The Securities and Exchange Commission’s Asset Management Advisory Committee approved several recommendations this week to improve diversity and inclusion in the industry.
“The asset management industry has a lot of work to do to increase racial and gender diversity,” said Gary Gensler, chair of the SEC, in a statement.
The SEC Subcommittee on Diversity and Inclusion made several recommendations this week, including requiring investment advisors to disclose the gender and racial diversity in their workforce, officer ranks and ownership ranks on Forms ADV.
The subcommittee also recommended the SEC require investment companies to disclose gender and diversity makeup of their fund boards, in addition to their workforces, officer ranks and ownership ranks of advisory and subadvisory firms.
“Of the $70 trillion in global financial assets under management across the investment universe, less than 1% are managed by minority-owned or women-owned firms,” the subcommittee said, in its report. “Independent from AUM, across the industry of asset management firms, percentages of ownership interests by women and people of color in asset management firms remains startlingly and disproportionately low, by any and every objective measure.”
Many financial advisors, concerned about this lack of diversity, have made efforts to rethink the way they vet asset managers.
SMArtX Adds 56 New Strategies
Turnkey asset management platform SMArtX Advisory Solutions announced this week it has added 56 new strategies and proprietary ETF model portfolios to its platform, bringing its total number of strategies to 832.
The new strategies come from Ballast Equity, Crosspoint Capital Management, Frontier Asset Management, Lyons Wealth Management, McElhenny Sheffield Capital Management and SMArtX Advisory Solutions. Existing management firms include Henry James International Management, Krane Funds Advisors, Lazard Asset Management, Stringer Asset Management, T. Rowe Price and Toews Corporation.
SMArtX says its assets under management, now at $16.5 billion, have grown 864% over the trailing 12 months. The firm also recently launched proprietary outsourced chief investment officer (‘OCIO’) ETF Target Allocation Strategies.
“These new offerings enable independent financial advisors and firms to access a wide range of strategies across international and emerging markets, target allocation models, tactical strategies, and sector exposures in one easily run unified managed account (UMA),” the firm said, in a statement.
J.P. Morgan Launches Two Nontransparent Active ETFs
J.P. Morgan Asset Management announced this week it has added two new nontransparent active ETFs to its ActiveBuilders ETFs equity suite. The new JPMorgan ActiveBuilders U.S. Large Cap Equity ETF (JUSA) and JPMorgan ActiveBuilders International Equity ETF (JIDA) join the existing JPMorgan ActiveBuilders Emerging Markets Equity ETF (JEMA).

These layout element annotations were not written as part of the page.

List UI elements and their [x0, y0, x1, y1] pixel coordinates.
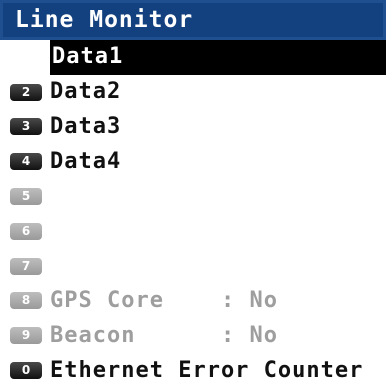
- menu-item-data2[interactable]: 2 Data2: [0, 75, 386, 110]
- menu-item-label: Data1: [52, 44, 124, 70]
- menu-item-ethernet-error-counter[interactable]: 0 Ethernet Error Counter: [0, 353, 386, 388]
- key-5-icon: 5: [10, 188, 42, 206]
- menu-item-data4[interactable]: 4 Data4: [0, 144, 386, 179]
- menu-item-6: 6: [0, 214, 386, 249]
- menu-item-label: Ethernet Error Counter: [50, 357, 364, 383]
- menu-list: 1 Data1 2 Data2 3 Data3 4 Data4 5 6 7: [0, 40, 386, 388]
- menu-item-label: Data4: [50, 148, 122, 174]
- beacon-value: No: [249, 322, 278, 348]
- menu-item-label: Data2: [50, 79, 122, 105]
- key-7-icon: 7: [10, 257, 42, 275]
- menu-item-label: Data3: [50, 113, 122, 139]
- menu-item-gps-core: 8 GPS Core : No: [0, 284, 386, 319]
- gps-core-label: GPS Core: [50, 287, 164, 313]
- key-0-icon: 0: [10, 362, 42, 380]
- menu-item-7: 7: [0, 249, 386, 284]
- key-2-icon: 2: [10, 83, 42, 101]
- page-title: Line Monitor: [0, 0, 386, 40]
- key-8-icon: 8: [10, 292, 42, 310]
- menu-item-label: Beacon : No: [50, 321, 278, 351]
- menu-item-beacon: 9 Beacon : No: [0, 318, 386, 353]
- menu-item-data3[interactable]: 3 Data3: [0, 110, 386, 145]
- key-4-icon: 4: [10, 153, 42, 171]
- beacon-label: Beacon: [50, 322, 136, 348]
- key-9-icon: 9: [10, 327, 42, 345]
- gps-core-value: No: [249, 287, 278, 313]
- key-6-icon: 6: [10, 222, 42, 240]
- key-3-icon: 3: [10, 118, 42, 136]
- menu-item-label: GPS Core : No: [50, 286, 278, 316]
- menu-item-data1[interactable]: 1 Data1: [50, 40, 386, 75]
- menu-item-5: 5: [0, 179, 386, 214]
- line-monitor-screen: Line Monitor 1 Data1 2 Data2 3 Data3 4 D…: [0, 0, 386, 392]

“Whether it is retail investors looking to meet their retirement goals, or sophisticated asset allocators who are seeking to differentiate their portfolios by going beyond fee budgets, ActiveBuilders offer another way to enhance equity exposure while managing costs and potentially avoiding outsized manager risks,” said Bryon Lake, head of Americas ETF client at J.P. Morgan Asset Management, in a statement.
J.P. Morgan now has a total 36 ETF products with more than $64 billion in assets under management.